On pouvait difficilement parler d'une once d'or à 1200 $US, sans faire rire, quand elle en valait moins de la moitié, il y a quelques années, rappelle Steve Buisson de Valeurs mobilières Banque Laurentienne.

Elle s'est sérieusement approchée de cette marque cette semaine, avant de clôturer à 1146,40 $US hier à New York.

Les banques centrales, souligne Carl Bouchard de RBC Dominion Valeurs mobilières, sont redevenues acheteuses de lingots renversant la tendance à vendre les réserves amorcée de façon avant-gardiste au début des années 90 par les Australiens.

André D'Amours de la Financière Banque Nationale pointait déjà récemment ce déséquilibre entre l'offre et la demande, quand la Banque centrale de l'Inde avait fait monter le prix en acquérant 200 tonnes de métal précieux.

La Chine et la Russie ont emboîté le pas.

Avec la montée du prix, les sociétés minières ont investi des efforts importants dans l'exploration, mais les découvertes demeurent rares, précise M. Bouchard.

Par ailleurs, dit-il, les investisseurs en quête de sécurité face à la faiblesse de la devise américaine ont, eux aussi, tendance à préférer le métal lui-même aux titres des sociétés qui le produisent.

Manger

Mais passons maintenant à table, puisqu'il faut au moins vivre pour manger.

Quand on dépense moins au restaurant, on magasine plus à l'épicerie, ce qui explique en bonne partie les bons résultats de Loblaw et de Metro.

Mais il y a aussi le faible taux d'inflation qui facilite pour les épiciers une légère hausse de leur marge bénéficiaire.

M. Bouchard indique que celle-ci pourrait encore s'améliorer chez Loblaw au cours de la prochaine année. Il s'intéressera donc cette semaine aux résultats d'une société qui détient une participation importante dans Loblaw : Weston.

Il en parle même comme d'une façon intéressante de détenir Loblaw indirectement tout en surveillant ce que Weston fera des importantes liquidités qu'elle détient.

À la frontière du secteur de l'alimentation, Carl Bouchard signale que les bons résultats d'Atrium Innovation ont porté les analystes de sa firme à relever à 20 $ le cours cible du titre de la société de Québec qui se spécialise dans les suppléments alimentaires.

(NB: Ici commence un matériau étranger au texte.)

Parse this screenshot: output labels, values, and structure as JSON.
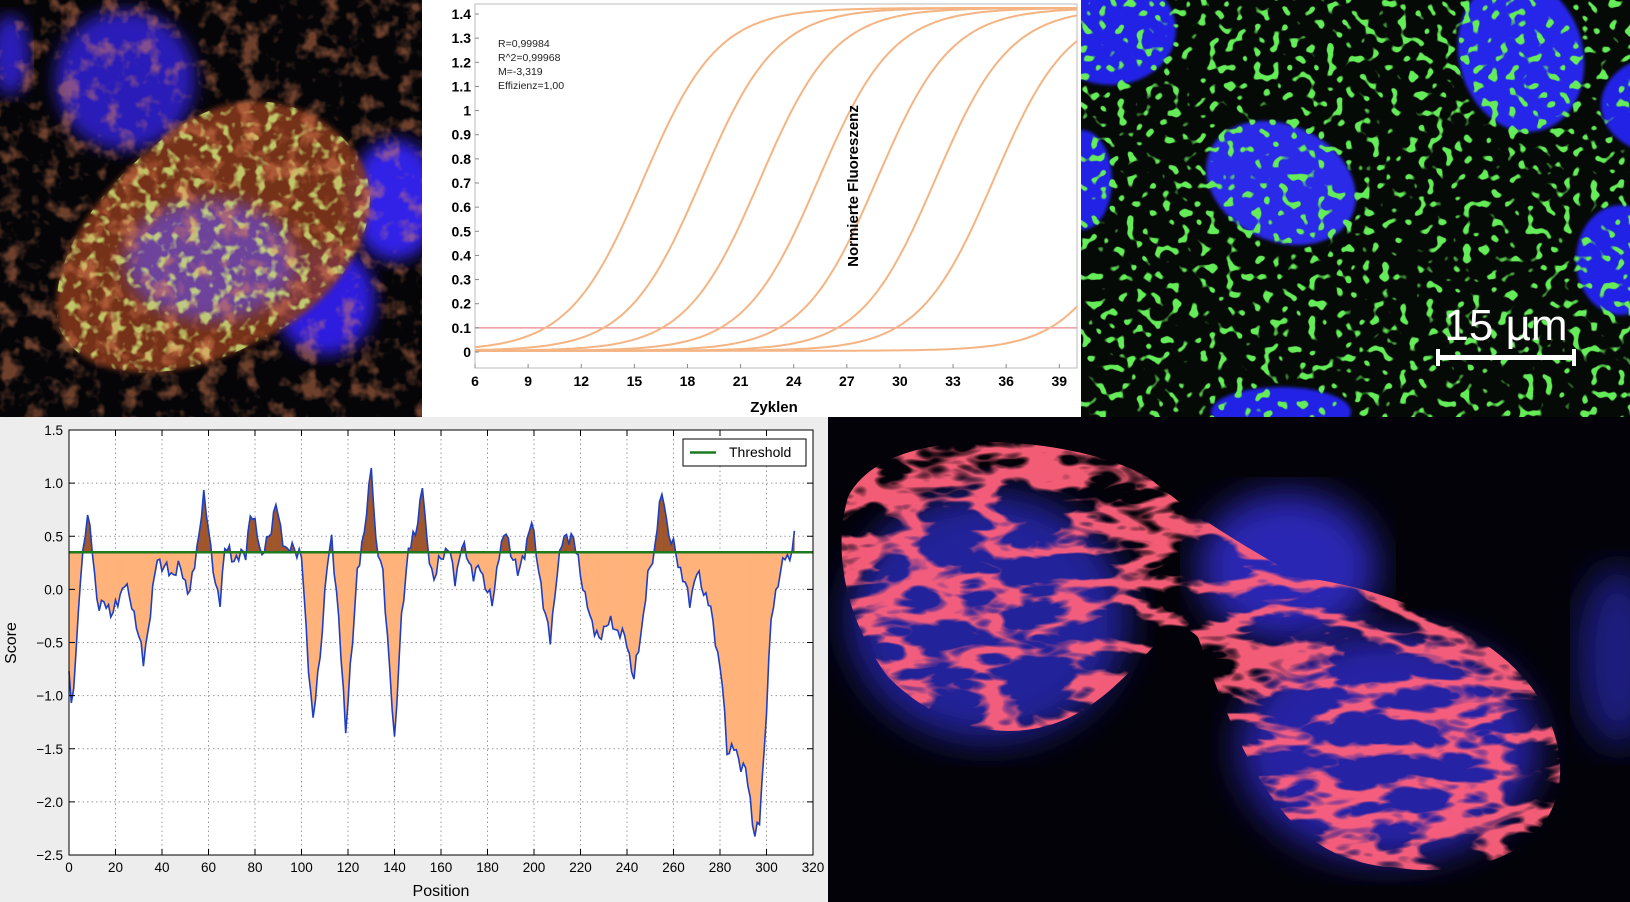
{
  "micrograph_top_left": {
    "colors": {
      "nucleus": "#3a2cf0",
      "actin": "#d0401c",
      "marker": "#9ad030"
    }
  },
  "qpcr_chart": {
    "chart_data": {
      "type": "line",
      "xlabel": "Zyklen",
      "ylabel": "Normierte Fluoreszenz",
      "xlim": [
        6,
        40
      ],
      "ylim": [
        0,
        1.4
      ],
      "xticks": [
        "6",
        "9",
        "12",
        "15",
        "18",
        "21",
        "24",
        "27",
        "30",
        "33",
        "36",
        "39"
      ],
      "yticks": [
        "0",
        "0.1",
        "0.2",
        "0.3",
        "0.4",
        "0.5",
        "0.6",
        "0.7",
        "0.8",
        "0.9",
        "1",
        "1.1",
        "1.2",
        "1.3",
        "1.4"
      ],
      "threshold": 0.1,
      "annotations": [
        "R=0,99984",
        "R^2=0,99968",
        "M=-3,319",
        "Effizienz=1,00"
      ],
      "midpoints": [
        15.5,
        18.8,
        22.1,
        25.4,
        28.7,
        32.0,
        35.3,
        44.0
      ],
      "plateau": 1.42,
      "colors": {
        "curve": "#f4b483",
        "threshold": "#e88a8a"
      }
    }
  },
  "micrograph_top_right": {
    "scale_bar_label": "15 µm",
    "colors": {
      "nucleus": "#2424e6",
      "marker": "#22c818"
    }
  },
  "score_chart": {
    "chart_data": {
      "type": "area",
      "xlabel": "Position",
      "ylabel": "Score",
      "xlim": [
        0,
        320
      ],
      "ylim": [
        -2.5,
        1.5
      ],
      "xticks": [
        "0",
        "20",
        "40",
        "60",
        "80",
        "100",
        "120",
        "140",
        "160",
        "180",
        "200",
        "220",
        "240",
        "260",
        "280",
        "300",
        "320"
      ],
      "yticks": [
        "1.5",
        "1.0",
        "0.5",
        "0.0",
        "−0.5",
        "−1.0",
        "−1.5",
        "−2.0",
        "−2.5"
      ],
      "threshold": 0.35,
      "legend": {
        "label": "Threshold",
        "position": "top-right"
      },
      "grid": true,
      "profile_keypoints": [
        [
          0,
          -0.8
        ],
        [
          1,
          -1.1
        ],
        [
          3,
          -0.6
        ],
        [
          5,
          0.1
        ],
        [
          7,
          0.55
        ],
        [
          8,
          0.75
        ],
        [
          10,
          0.35
        ],
        [
          12,
          -0.1
        ],
        [
          15,
          -0.15
        ],
        [
          18,
          -0.2
        ],
        [
          21,
          -0.15
        ],
        [
          24,
          0.1
        ],
        [
          26,
          -0.1
        ],
        [
          29,
          -0.3
        ],
        [
          32,
          -0.7
        ],
        [
          35,
          -0.2
        ],
        [
          38,
          0.3
        ],
        [
          41,
          0.2
        ],
        [
          44,
          0.15
        ],
        [
          48,
          0.2
        ],
        [
          52,
          -0.05
        ],
        [
          55,
          0.4
        ],
        [
          58,
          0.85
        ],
        [
          60,
          0.6
        ],
        [
          63,
          0.0
        ],
        [
          65,
          -0.1
        ],
        [
          67,
          0.4
        ],
        [
          70,
          0.3
        ],
        [
          73,
          0.3
        ],
        [
          76,
          0.35
        ],
        [
          78,
          0.7
        ],
        [
          81,
          0.55
        ],
        [
          83,
          0.3
        ],
        [
          86,
          0.5
        ],
        [
          89,
          0.8
        ],
        [
          91,
          0.55
        ],
        [
          94,
          0.35
        ],
        [
          97,
          0.4
        ],
        [
          100,
          0.3
        ],
        [
          103,
          -0.7
        ],
        [
          105,
          -1.25
        ],
        [
          108,
          -0.6
        ],
        [
          111,
          0.2
        ],
        [
          113,
          0.5
        ],
        [
          116,
          -0.3
        ],
        [
          119,
          -1.3
        ],
        [
          122,
          -0.5
        ],
        [
          124,
          0.2
        ],
        [
          127,
          0.5
        ],
        [
          130,
          1.2
        ],
        [
          132,
          0.4
        ],
        [
          135,
          0.2
        ],
        [
          137,
          -0.5
        ],
        [
          140,
          -1.4
        ],
        [
          143,
          -0.3
        ],
        [
          146,
          0.4
        ],
        [
          149,
          0.5
        ],
        [
          152,
          1.0
        ],
        [
          154,
          0.4
        ],
        [
          157,
          0.1
        ],
        [
          160,
          0.3
        ],
        [
          163,
          0.4
        ],
        [
          166,
          0.1
        ],
        [
          169,
          0.4
        ],
        [
          172,
          0.3
        ],
        [
          174,
          0.1
        ],
        [
          177,
          0.25
        ],
        [
          179,
          0.0
        ],
        [
          182,
          -0.1
        ],
        [
          185,
          0.3
        ],
        [
          188,
          0.6
        ],
        [
          190,
          0.3
        ],
        [
          193,
          0.2
        ],
        [
          196,
          0.3
        ],
        [
          199,
          0.7
        ],
        [
          201,
          0.3
        ],
        [
          204,
          -0.1
        ],
        [
          207,
          -0.5
        ],
        [
          210,
          0.2
        ],
        [
          213,
          0.5
        ],
        [
          216,
          0.5
        ],
        [
          219,
          0.3
        ],
        [
          222,
          -0.1
        ],
        [
          225,
          -0.3
        ],
        [
          228,
          -0.5
        ],
        [
          231,
          -0.3
        ],
        [
          234,
          -0.35
        ],
        [
          237,
          -0.4
        ],
        [
          240,
          -0.5
        ],
        [
          243,
          -0.85
        ],
        [
          246,
          -0.4
        ],
        [
          249,
          0.1
        ],
        [
          252,
          0.4
        ],
        [
          254,
          0.8
        ],
        [
          256,
          0.85
        ],
        [
          258,
          0.5
        ],
        [
          261,
          0.35
        ],
        [
          264,
          0.1
        ],
        [
          267,
          -0.1
        ],
        [
          270,
          0.15
        ],
        [
          273,
          0.0
        ],
        [
          276,
          -0.2
        ],
        [
          278,
          -0.45
        ],
        [
          281,
          -0.9
        ],
        [
          283,
          -1.5
        ],
        [
          286,
          -1.5
        ],
        [
          288,
          -1.6
        ],
        [
          291,
          -1.7
        ],
        [
          293,
          -2.0
        ],
        [
          295,
          -2.3
        ],
        [
          297,
          -2.2
        ],
        [
          299,
          -1.5
        ],
        [
          302,
          -0.3
        ],
        [
          305,
          0.1
        ],
        [
          308,
          0.3
        ],
        [
          310,
          0.3
        ],
        [
          312,
          0.55
        ]
      ],
      "colors": {
        "line": "#1f3fbf",
        "fill_below": "#ffb27a",
        "fill_above": "#a0562a",
        "threshold": "#1d7a1d"
      }
    }
  },
  "micrograph_bottom_right": {
    "colors": {
      "nucleus": "#2a28b0",
      "tubulin": "#ff2030"
    }
  }
}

La faible croissance des prix à la consommation accrédite aussi selon M. Buisson la thèse de la reprise sans retomber en récession. L'économie repart, dit-il, mais elle peine à trouver la «deuxième vitesse».

Malgré les nouvelles plutôt sombres, notamment aux États-Unis, Steve Buisson note cependant comme encourageante la vigueur des réactions des investisseurs.

Comme indice du comportement du marché, André D'Amours fait remarquer que les retraits des fonds communs de placement investis en actions ont continué de diminuer en octobre.

Il note aussi un déplacement d'argent des fonds de marché monétaire vers les fonds diversifiés, ce qui représente une étape «prudente» dans un retour vers les titres de propriété.

À suivre la semaine prochaine : la poursuite du bras de fer chez Cossette et les résultats de Couche-Tard. Mais on scrutera surtout le bulletin de santé trimestriel de la Banque de Montréal en se demandant s'il indiquera ce qu'on devra attendre, la semaine suivante, de la part des autres banques canadiennes.

AVERTISSEMENT ? Le fait de mentionner un titre dans le texte qui précède ne doit pas être interprété comme une recommandation d'achat ou de vente de la part du Soleil, ni de l'auteur, ni de la part de l'un ou l'autre de ses interlocuteurs.